「早稲田大学に現役で合格しなかったら、死刑やからな」
それでも中学受験さえ終われば、父の暴力も落ち着くと思っていた。そこに一縷(る)の望みをかけ、必死に机にかじりついた。
だけどどうしても、駄目なのだ。
平日の夜や土日など在宅しているときは、いつも父は抜き打ちチェックみたいに唐突にぼくの自室を訪れる。それが気が気じゃなくて、テキストの文字は上滑りし、心臓は常に早鐘を打っていた。
廊下を歩く足音で、父か母か判別はつく。パタパタと軽い小走りが母で、ドシドシと重たく歩幅が広いのが父だ。後者がふいに聞こえてくると、途端に背筋は縮み上がった。
テキストの進み具合や正答率を確認され、それが父の気に食わないと、罵倒とせっかんが始まる。泣いて赦しを乞い、ようやく解放されると、今度は隣の弟の部屋から肉を打つ音と悲鳴が聞こえ出す。

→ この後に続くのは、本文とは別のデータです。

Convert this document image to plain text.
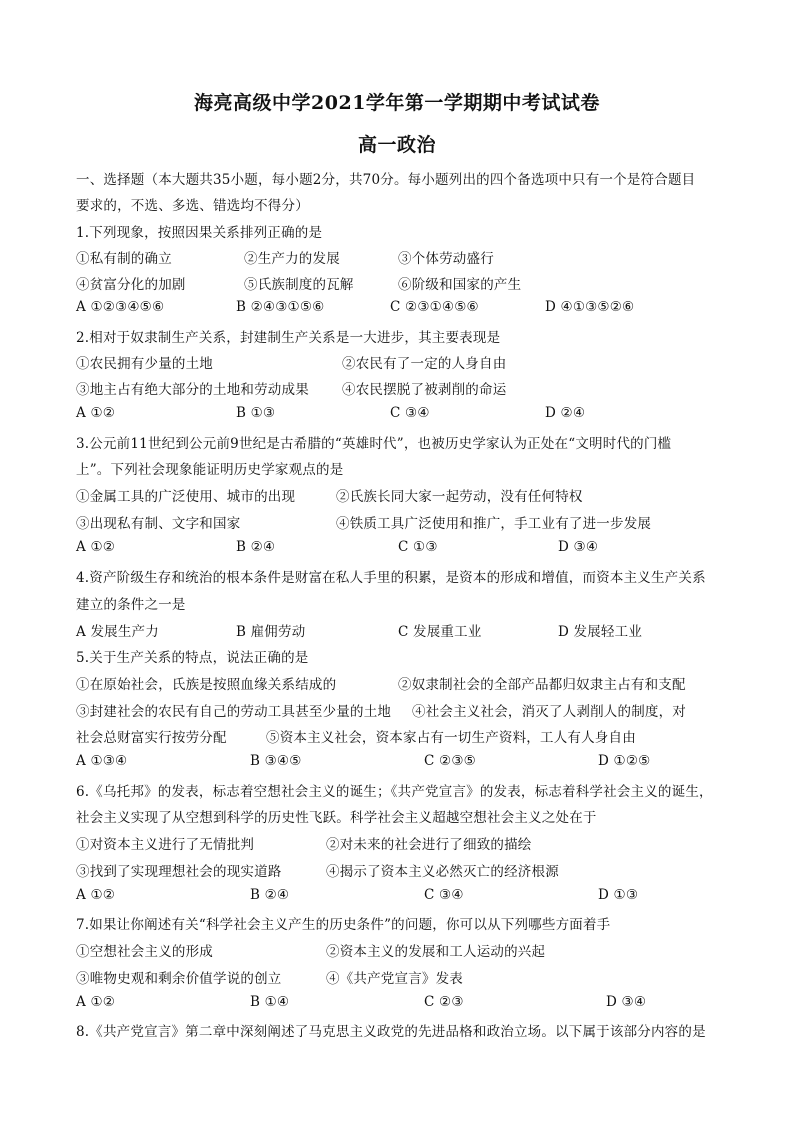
海亮高级中学2021学年第一学期期中考试试卷
高一政治
一、选择题（本大题共35小题，每小题2分，共70分。每小题列出的四个备选项中只有一个是符合题目
要求的，不选、多选、错选均不得分）
1.下列现象，按照因果关系排列正确的是
①私有制的确立	②生产力的发展	③个体劳动盛行
④贫富分化的加剧	⑤氏族制度的瓦解	⑥阶级和国家的产生
A ①②③④⑤⑥	B ②④③①⑤⑥	C ②③①④⑤⑥	D ④①③⑤②⑥
2.相对于奴隶制生产关系，封建制生产关系是一大进步，其主要表现是
①农民拥有少量的土地	②农民有了一定的人身自由
③地主占有绝大部分的土地和劳动成果 ④农民摆脱了被剥削的命运
A ①②	B ①③	C ③④	D ②④
3.公元前11世纪到公元前9世纪是古希腊的“英雄时代”，也被历史学家认为正处在“文明时代的门槛
上”。下列社会现象能证明历史学家观点的是
①金属工具的广泛使用、城市的出现	②氏族长同大家一起劳动，没有任何特权
③出现私有制、文字和国家	④铁质工具广泛使用和推广，手工业有了进一步发展
A ①②	B ②④	C ①③	D ③④
4.资产阶级生存和统治的根本条件是财富在私人手里的积累，是资本的形成和增值，而资本主义生产关系
建立的条件之一是
A 发展生产力	B 雇佣劳动	C 发展重工业	D 发展轻工业
5.关于生产关系的特点，说法正确的是
①在原始社会，氏族是按照血缘关系结成的	②奴隶制社会的全部产品都归奴隶主占有和支配
③封建社会的农民有自己的劳动工具甚至少量的土地 ④社会主义社会，消灭了人剥削人的制度，对
社会总财富实行按劳分配	⑤资本主义社会，资本家占有一切生产资料，工人有人身自由
A ①③④	B ③④⑤	C ②③⑤	D ①②⑤
6.《乌托邦》的发表，标志着空想社会主义的诞生；《共产党宣言》的发表，标志着科学社会主义的诞生，
社会主义实现了从空想到科学的历史性飞跃。科学社会主义超越空想社会主义之处在于
①对资本主义进行了无情批判	②对未来的社会进行了细致的描绘
③找到了实现理想社会的现实道路	④揭示了资本主义必然灭亡的经济根源
A ①②	B ②④	C ③④	D ①③
7.如果让你阐述有关“科学社会主义产生的历史条件”的问题，你可以从下列哪些方面着手
①空想社会主义的形成	②资本主义的发展和工人运动的兴起
③唯物史观和剩余价值学说的创立	④《共产党宣言》发表
A ①②	B ①④	C ②③	D ③④
8.《共产党宣言》第二章中深刻阐述了马克思主义政党的先进品格和政治立场。以下属于该部分内容的是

試験中、それが何度も何度も頭の中で再生されて、集中できた試しなどなかった。開始の合図とともに頭はまっしろになって、ついさっき見ていたはずの算数の公式なんかもまるで思い出せない。
模試の出来はもちろん最悪で、成績表が返ってくる日をまるで死刑囚のように震え、待っていた。

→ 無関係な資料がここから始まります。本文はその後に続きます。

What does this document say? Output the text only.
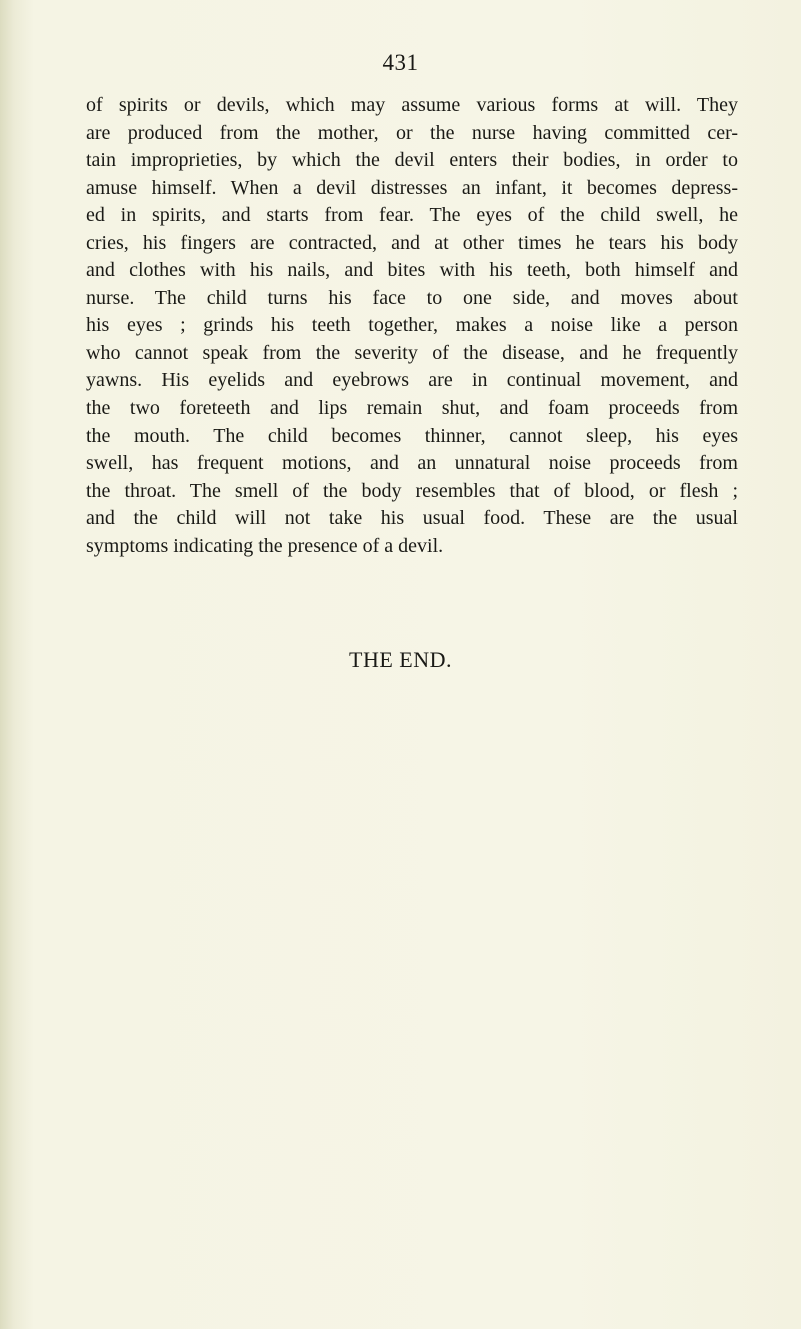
431
of spirits or devils, which may assume various forms at will. They
are produced from the mother, or the nurse having committed cer-
tain improprieties, by which the devil enters their bodies, in order to
amuse himself. When a devil distresses an infant, it becomes depress-
ed in spirits, and starts from fear. The eyes of the child swell, he
cries, his fingers are contracted, and at other times he tears his body
and clothes with his nails, and bites with his teeth, both himself and
nurse. The child turns his face to one side, and moves about
his eyes ; grinds his teeth together, makes a noise like a person
who cannot speak from the severity of the disease, and he frequently
yawns. His eyelids and eyebrows are in continual movement, and
the two foreteeth and lips remain shut, and foam proceeds from
the mouth. The child becomes thinner, cannot sleep, his eyes
swell, has frequent motions, and an unnatural noise proceeds from
the throat. The smell of the body resembles that of blood, or flesh ;
and the child will not take his usual food. These are the usual
symptoms indicating the presence of a devil.
THE END.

成績など、上がるはずもなかった。父の決めた第一志望の学校に落ち、
退学が決まった日、「おまえ、情けなくないんか。あんなレベルの低い学校に通うハメになって、プライドはないんか」となじられたのをよく覚えている。
第一志望に受からなかった挙句、第二志望の学校も辞めねばならなくなったこと…「娘は名門お嬢様学校に通っています」と周囲に自慢できる権利を喪失したことが、よほど不満だったんだろう。
「早稲田大学に現役で合格しなかったら、死刑やからな」
父がそのセリフをはじめて口にしたのは、おそらくこの転校騒動のころからだった気がする。とはいえ、あまりにも長いあいだ聞かされ続けていたせいで、定かではない。
とにかくそのくらいから、父は毎日のようにこの言葉を繰り返すようになった。あんまりにも聞かされ続けていたせいで、いつしかそれは本物の呪いとなってこの身に染み込んでいった。
早稲田大学に現役合格しなければ、ぼくは父によって殺される。すなわち、高校3年生の受験の合否次第で、ぼくの生死は決まるのだ。
それはもっともなことのように思えた。だって、ぼくのこの身体は、母と父が子を成すことを選択し、交わった結果この世に生み出されたものなのだから、その寿命を決める権利もまた父にあるのだろう。本気でそう、信じ込んでいた。
高校に進学してもなお、父の暴力は収まらなかった。大学受験が近づくにつれ、むしろそれはヒートアップした。
父は地雷がどこにあるのかわからない人で、一度機嫌を損ねると手に負えない。前触れなく「成績表持ってこい!」と要求し出し、それを理由にせっかんを始めることもままあった。
せっかんの末に広がった自分の吐しゃ物とフローリングに額を擦り付けながら「ごめんなさい、もっといい成績を取ります」と父に赦しを乞うた夜が幾度あったかなど、数えきれない。